There is little pretence that this is anything like a real contest. Berdymuhammedov is expected to win a second term in the February 12 vote.
"The nominations in the regions were authorised by the centre," a commentator in the central Ahal region said. "Phoney candidates were vetted for their loyalty and then selected by the authorities to create an impression of pluralism," he said.
When an official came round to check names on the electoral roll, one householder in the capital Ashgabat asked who was standing. This resident described how the official "looked surprised and said there was only one candidate, Gurbanguly Berdymuhammedov".
Candidates are being nominated by "initiative groups" at meetings ostensibly open to the public. However, when one local commentator tried turning up for a meeting of this kind, he was not allowed in.
"Although the legislation says elections are transparent, no outsiders are let in and the building is well guarded," he said.

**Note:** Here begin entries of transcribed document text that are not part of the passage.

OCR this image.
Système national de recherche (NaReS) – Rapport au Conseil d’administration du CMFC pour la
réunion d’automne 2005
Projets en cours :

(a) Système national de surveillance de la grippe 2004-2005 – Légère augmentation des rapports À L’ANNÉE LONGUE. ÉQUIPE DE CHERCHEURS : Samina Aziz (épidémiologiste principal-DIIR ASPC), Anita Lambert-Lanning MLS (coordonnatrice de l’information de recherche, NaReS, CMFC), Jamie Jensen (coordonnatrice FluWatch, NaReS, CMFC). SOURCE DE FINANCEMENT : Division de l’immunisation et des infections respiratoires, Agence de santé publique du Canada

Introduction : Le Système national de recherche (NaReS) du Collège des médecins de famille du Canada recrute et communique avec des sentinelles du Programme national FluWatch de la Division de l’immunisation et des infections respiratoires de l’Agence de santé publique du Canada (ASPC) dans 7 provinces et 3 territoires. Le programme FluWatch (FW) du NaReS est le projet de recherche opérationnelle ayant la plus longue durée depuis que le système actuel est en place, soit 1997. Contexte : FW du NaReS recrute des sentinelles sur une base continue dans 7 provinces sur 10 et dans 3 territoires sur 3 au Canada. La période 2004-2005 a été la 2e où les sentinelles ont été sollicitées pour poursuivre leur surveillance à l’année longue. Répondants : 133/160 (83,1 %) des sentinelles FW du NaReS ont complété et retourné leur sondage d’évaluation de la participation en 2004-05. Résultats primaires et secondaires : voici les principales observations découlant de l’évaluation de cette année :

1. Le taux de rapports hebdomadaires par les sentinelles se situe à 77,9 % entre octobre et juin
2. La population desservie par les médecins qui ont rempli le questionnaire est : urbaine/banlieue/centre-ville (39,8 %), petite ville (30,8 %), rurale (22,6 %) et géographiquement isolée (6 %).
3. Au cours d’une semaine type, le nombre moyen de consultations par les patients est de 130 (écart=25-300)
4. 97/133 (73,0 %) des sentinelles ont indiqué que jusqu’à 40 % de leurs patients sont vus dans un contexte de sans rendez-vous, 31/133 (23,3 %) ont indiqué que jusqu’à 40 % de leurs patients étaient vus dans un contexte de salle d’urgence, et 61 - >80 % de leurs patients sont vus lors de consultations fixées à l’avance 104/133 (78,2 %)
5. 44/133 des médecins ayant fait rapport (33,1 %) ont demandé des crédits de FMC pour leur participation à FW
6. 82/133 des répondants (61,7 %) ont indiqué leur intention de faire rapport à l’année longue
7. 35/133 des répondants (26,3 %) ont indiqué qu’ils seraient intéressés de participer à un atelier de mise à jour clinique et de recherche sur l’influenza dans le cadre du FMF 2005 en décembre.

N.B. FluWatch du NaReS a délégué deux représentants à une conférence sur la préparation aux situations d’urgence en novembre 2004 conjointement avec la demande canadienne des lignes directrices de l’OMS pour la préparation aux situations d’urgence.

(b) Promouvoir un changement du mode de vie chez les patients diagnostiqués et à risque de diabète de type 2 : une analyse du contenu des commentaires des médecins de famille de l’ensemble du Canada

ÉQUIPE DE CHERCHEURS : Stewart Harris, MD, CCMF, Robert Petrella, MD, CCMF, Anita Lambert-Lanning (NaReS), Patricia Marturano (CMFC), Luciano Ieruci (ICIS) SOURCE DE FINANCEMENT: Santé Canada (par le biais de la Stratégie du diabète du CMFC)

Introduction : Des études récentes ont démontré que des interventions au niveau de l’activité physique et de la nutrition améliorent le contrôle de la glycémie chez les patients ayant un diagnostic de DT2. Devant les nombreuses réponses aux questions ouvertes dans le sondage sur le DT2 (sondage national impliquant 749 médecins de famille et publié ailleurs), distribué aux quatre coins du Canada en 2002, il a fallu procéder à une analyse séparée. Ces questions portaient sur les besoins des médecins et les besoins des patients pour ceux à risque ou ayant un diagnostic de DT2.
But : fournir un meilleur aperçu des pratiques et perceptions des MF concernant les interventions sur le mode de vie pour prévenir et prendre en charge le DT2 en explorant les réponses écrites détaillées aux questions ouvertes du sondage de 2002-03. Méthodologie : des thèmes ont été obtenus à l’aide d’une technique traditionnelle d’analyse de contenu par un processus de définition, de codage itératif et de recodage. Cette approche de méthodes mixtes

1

For many, the election is at least an occasion when the president might tell people what he plans to do for them. A pensioner in Ashgabat said he was keen to hear what Berdymuhammedov would do about social problems and utilities, but this was never mentioned in the state-run newspapers, which were packed with congratulations on his decision to stand for another term in office.
An analyst in the western Balkan region conducted a straw poll among local residents to find out what they thought about the election. He found that many were aware the current political system excluded them by denying them an electoral choice.
In Ashgabat, a 30-year-old lawyer was dimly aware that in other countries, voters were offered more of a choice.
"I read on an internet forum that Kyrgyzstan has elected a new president. I discussed it with my colleagues and we concluded that those elections are a improvement on what we have here" he said. "People over there probably aren't scared of voting the wrong way."